RE: Advocacy Tailored to Location

@Jack-Waugh said in Advocacy Tailored to Location:

for a given locality, if they have already taken on the expense of the logistics of IRV, then promote Score{1, .99, .01, 0} else promote Approval.

Without detracting from your goals here, I think it is worth considering a much smaller incremental change for places that already have IRV, which nonetheless solves significant problems and improves outcomes of elections.

The IRV halting condition is: “If one of the remaining candidates has more than half of the remaining votes, they win.”

That could be modified to: “If one of the remaining candidates would defeat all of the others head-to-head, they win.”

This small change turns IRV into not only a Condorcet method, but in fact a Smith method.

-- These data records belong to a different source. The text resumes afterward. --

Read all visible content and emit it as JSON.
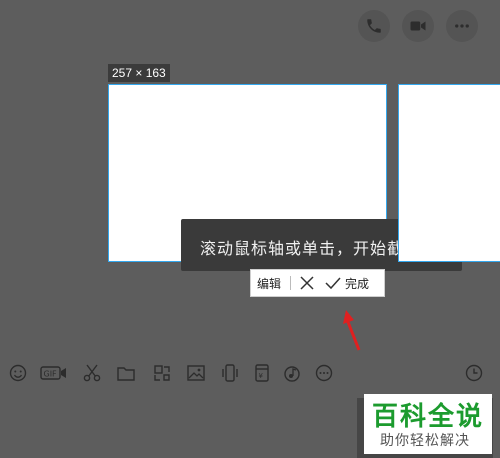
{
  "header": {
    "icons": [
      "phone-icon",
      "video-icon",
      "more-icon"
    ]
  },
  "screenshot": {
    "size_label": "257 × 163",
    "tooltip_text": "滚动鼠标轴或单击，开始截"
  },
  "edit_toolbar": {
    "edit_label": "编辑",
    "done_label": "完成"
  },
  "input_toolbar": {
    "icons": [
      "emoji-icon",
      "gif-icon",
      "scissors-icon",
      "folder-icon",
      "sticker-icon",
      "image-icon",
      "phone-shake-icon",
      "red-packet-icon",
      "music-icon",
      "more-circle-icon",
      "clock-icon"
    ]
  },
  "watermark": {
    "title": "百科全说",
    "subtitle": "助你轻松解决"
  },
  "colors": {
    "background": "#5d5d5d",
    "selection_border": "#33a8ef",
    "watermark_green": "#1c9b2e",
    "arrow_red": "#e02020"
  }
}
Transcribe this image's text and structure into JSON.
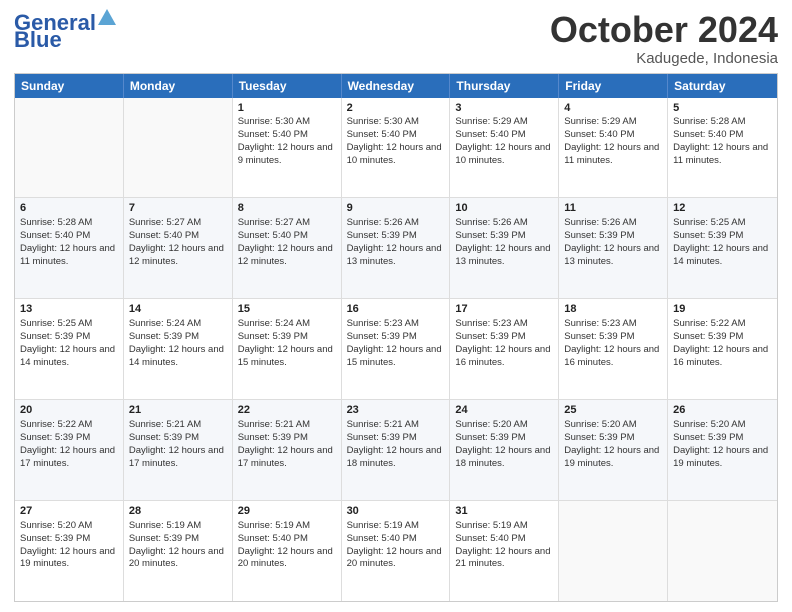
{
  "header": {
    "logo_general": "General",
    "logo_blue": "Blue",
    "month_year": "October 2024",
    "location": "Kadugede, Indonesia"
  },
  "days_of_week": [
    "Sunday",
    "Monday",
    "Tuesday",
    "Wednesday",
    "Thursday",
    "Friday",
    "Saturday"
  ],
  "weeks": [
    [
      {
        "day": "",
        "empty": true
      },
      {
        "day": "",
        "empty": true
      },
      {
        "day": "1",
        "sunrise": "5:30 AM",
        "sunset": "5:40 PM",
        "daylight": "12 hours and 9 minutes."
      },
      {
        "day": "2",
        "sunrise": "5:30 AM",
        "sunset": "5:40 PM",
        "daylight": "12 hours and 10 minutes."
      },
      {
        "day": "3",
        "sunrise": "5:29 AM",
        "sunset": "5:40 PM",
        "daylight": "12 hours and 10 minutes."
      },
      {
        "day": "4",
        "sunrise": "5:29 AM",
        "sunset": "5:40 PM",
        "daylight": "12 hours and 11 minutes."
      },
      {
        "day": "5",
        "sunrise": "5:28 AM",
        "sunset": "5:40 PM",
        "daylight": "12 hours and 11 minutes."
      }
    ],
    [
      {
        "day": "6",
        "sunrise": "5:28 AM",
        "sunset": "5:40 PM",
        "daylight": "12 hours and 11 minutes."
      },
      {
        "day": "7",
        "sunrise": "5:27 AM",
        "sunset": "5:40 PM",
        "daylight": "12 hours and 12 minutes."
      },
      {
        "day": "8",
        "sunrise": "5:27 AM",
        "sunset": "5:40 PM",
        "daylight": "12 hours and 12 minutes."
      },
      {
        "day": "9",
        "sunrise": "5:26 AM",
        "sunset": "5:39 PM",
        "daylight": "12 hours and 13 minutes."
      },
      {
        "day": "10",
        "sunrise": "5:26 AM",
        "sunset": "5:39 PM",
        "daylight": "12 hours and 13 minutes."
      },
      {
        "day": "11",
        "sunrise": "5:26 AM",
        "sunset": "5:39 PM",
        "daylight": "12 hours and 13 minutes."
      },
      {
        "day": "12",
        "sunrise": "5:25 AM",
        "sunset": "5:39 PM",
        "daylight": "12 hours and 14 minutes."
      }
    ],
    [
      {
        "day": "13",
        "sunrise": "5:25 AM",
        "sunset": "5:39 PM",
        "daylight": "12 hours and 14 minutes."
      },
      {
        "day": "14",
        "sunrise": "5:24 AM",
        "sunset": "5:39 PM",
        "daylight": "12 hours and 14 minutes."
      },
      {
        "day": "15",
        "sunrise": "5:24 AM",
        "sunset": "5:39 PM",
        "daylight": "12 hours and 15 minutes."
      },
      {
        "day": "16",
        "sunrise": "5:23 AM",
        "sunset": "5:39 PM",
        "daylight": "12 hours and 15 minutes."
      },
      {
        "day": "17",
        "sunrise": "5:23 AM",
        "sunset": "5:39 PM",
        "daylight": "12 hours and 16 minutes."
      },
      {
        "day": "18",
        "sunrise": "5:23 AM",
        "sunset": "5:39 PM",
        "daylight": "12 hours and 16 minutes."
      },
      {
        "day": "19",
        "sunrise": "5:22 AM",
        "sunset": "5:39 PM",
        "daylight": "12 hours and 16 minutes."
      }
    ],
    [
      {
        "day": "20",
        "sunrise": "5:22 AM",
        "sunset": "5:39 PM",
        "daylight": "12 hours and 17 minutes."
      },
      {
        "day": "21",
        "sunrise": "5:21 AM",
        "sunset": "5:39 PM",
        "daylight": "12 hours and 17 minutes."
      },
      {
        "day": "22",
        "sunrise": "5:21 AM",
        "sunset": "5:39 PM",
        "daylight": "12 hours and 17 minutes."
      },
      {
        "day": "23",
        "sunrise": "5:21 AM",
        "sunset": "5:39 PM",
        "daylight": "12 hours and 18 minutes."
      },
      {
        "day": "24",
        "sunrise": "5:20 AM",
        "sunset": "5:39 PM",
        "daylight": "12 hours and 18 minutes."
      },
      {
        "day": "25",
        "sunrise": "5:20 AM",
        "sunset": "5:39 PM",
        "daylight": "12 hours and 19 minutes."
      },
      {
        "day": "26",
        "sunrise": "5:20 AM",
        "sunset": "5:39 PM",
        "daylight": "12 hours and 19 minutes."
      }
    ],
    [
      {
        "day": "27",
        "sunrise": "5:20 AM",
        "sunset": "5:39 PM",
        "daylight": "12 hours and 19 minutes."
      },
      {
        "day": "28",
        "sunrise": "5:19 AM",
        "sunset": "5:39 PM",
        "daylight": "12 hours and 20 minutes."
      },
      {
        "day": "29",
        "sunrise": "5:19 AM",
        "sunset": "5:40 PM",
        "daylight": "12 hours and 20 minutes."
      },
      {
        "day": "30",
        "sunrise": "5:19 AM",
        "sunset": "5:40 PM",
        "daylight": "12 hours and 20 minutes."
      },
      {
        "day": "31",
        "sunrise": "5:19 AM",
        "sunset": "5:40 PM",
        "daylight": "12 hours and 21 minutes."
      },
      {
        "day": "",
        "empty": true
      },
      {
        "day": "",
        "empty": true
      }
    ]
  ],
  "labels": {
    "sunrise_prefix": "Sunrise: ",
    "sunset_prefix": "Sunset: ",
    "daylight_prefix": "Daylight: "
  }
}
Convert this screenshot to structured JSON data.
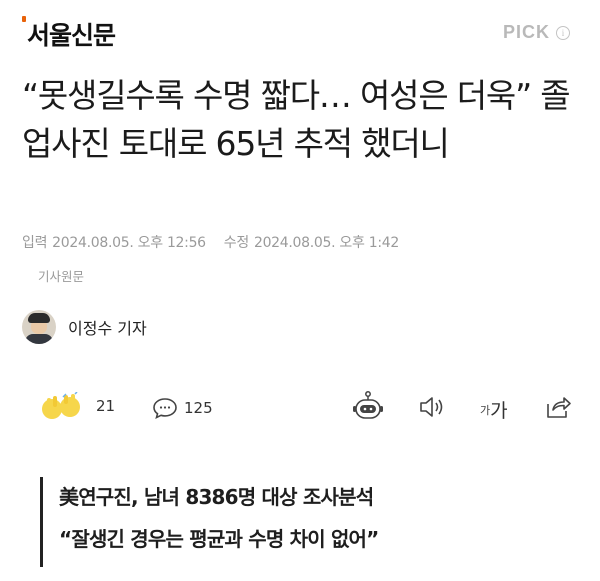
{
  "header": {
    "logo_text": "서울신문",
    "logo_accent_color": "#e8630a",
    "pick_label": "PICK",
    "pick_info_glyph": "i"
  },
  "article": {
    "headline": "“못생길수록 수명 짧다… 여성은 더욱” 졸업사진 토대로 65년 추적 했더니",
    "meta": {
      "input_label": "입력",
      "input_time": "2024.08.05. 오후 12:56",
      "modified_label": "수정",
      "modified_time": "2024.08.05. 오후 1:42"
    },
    "original_link": "기사원문",
    "reporter_name": "이정수 기자"
  },
  "actions": {
    "reactions_count": "21",
    "comments_count": "125",
    "font_size_label": "가",
    "tts_icon": "robot-speaker-icon",
    "sound_icon": "speaker-icon",
    "share_icon": "share-icon"
  },
  "summary": {
    "line1": "美연구진, 남녀 8386명 대상 조사분석",
    "line2": "“잘생긴 경우는 평균과 수명 차이 없어”"
  }
}
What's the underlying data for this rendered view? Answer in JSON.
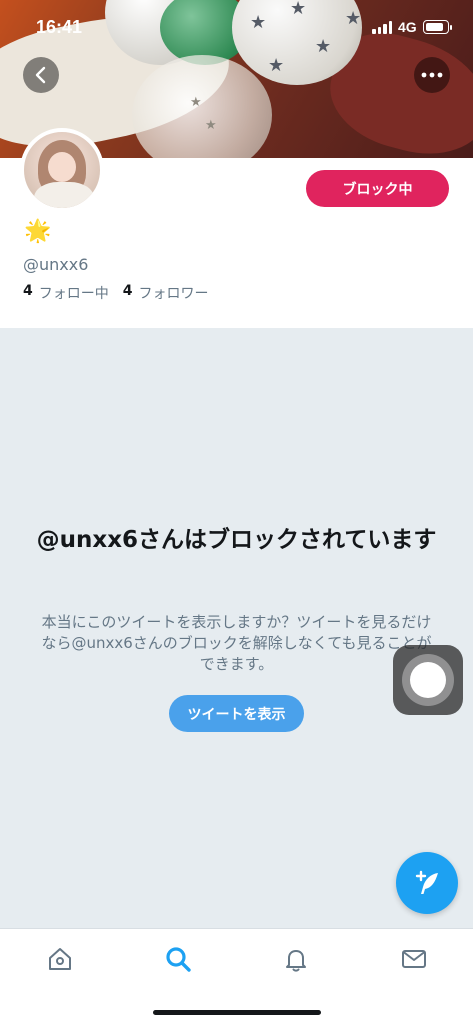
{
  "status_bar": {
    "time": "16:41",
    "network": "4G"
  },
  "header": {
    "back_icon": "chevron-left-icon",
    "more_icon": "ellipsis-icon"
  },
  "profile": {
    "block_button_label": "ブロック中",
    "badge_emoji": "🌟",
    "handle": "@unxx6",
    "following_count": "4",
    "following_label": "フォロー中",
    "followers_count": "4",
    "followers_label": "フォロワー"
  },
  "blocked": {
    "title": "@unxx6さんはブロックされています",
    "description": "本当にこのツイートを表示しますか？ツイートを見るだけなら@unxx6さんのブロックを解除しなくても見ることができます。",
    "view_button_label": "ツイートを表示"
  },
  "colors": {
    "block_red": "#e0245e",
    "twitter_blue": "#1da1f2",
    "button_blue": "#4aa1eb",
    "gray_text": "#657786"
  },
  "tabs": [
    {
      "icon": "home-icon",
      "active": false
    },
    {
      "icon": "search-icon",
      "active": true
    },
    {
      "icon": "bell-icon",
      "active": false
    },
    {
      "icon": "mail-icon",
      "active": false
    }
  ]
}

The winner is guaranteed to be in the topologically highest strongly-connected-component of the pairwise results graph.

From an advocacy and education perspective, I suggest using the term “clear winner” in place of “Condorcet winner”. Then the new halting condition can be expressed succinctly as, “If one of the remaining candidates is a clear winner, they win.”

This phrasing also makes it easier to explain the problem being solved: the standard IRV method can fail to elect a clear winner. With this change to the halting condition, we can guarantee that won’t happen.

Objectively, the answer is Game Theory Voting. However, it is basically impossible to explain to, well, anyone.

The idea is that, given any two ranked-ballot voting methods, we can compare how many voters prefer the winner of one over the winner of the other, and vice versa. Essentially, treating the ballots as giving head-to-head votes between the candidates who would win under each method.

On average, in the long run, game theory voting will produce winners who are preferred by as many or more voters than the winner produced by any other method. In other words, there is no ranked-ballot voting system whose winners are preferred by more voters than the game-theory winner, over the long run.

It is a Condorcet method, and indeed a Smith method, however the actual tiebreaking procedure is a linear optimization problem, which can be solved using, eg. the simplex method, to find each candidate’s optimal probability of winning. The winner is then selected with those probabilities.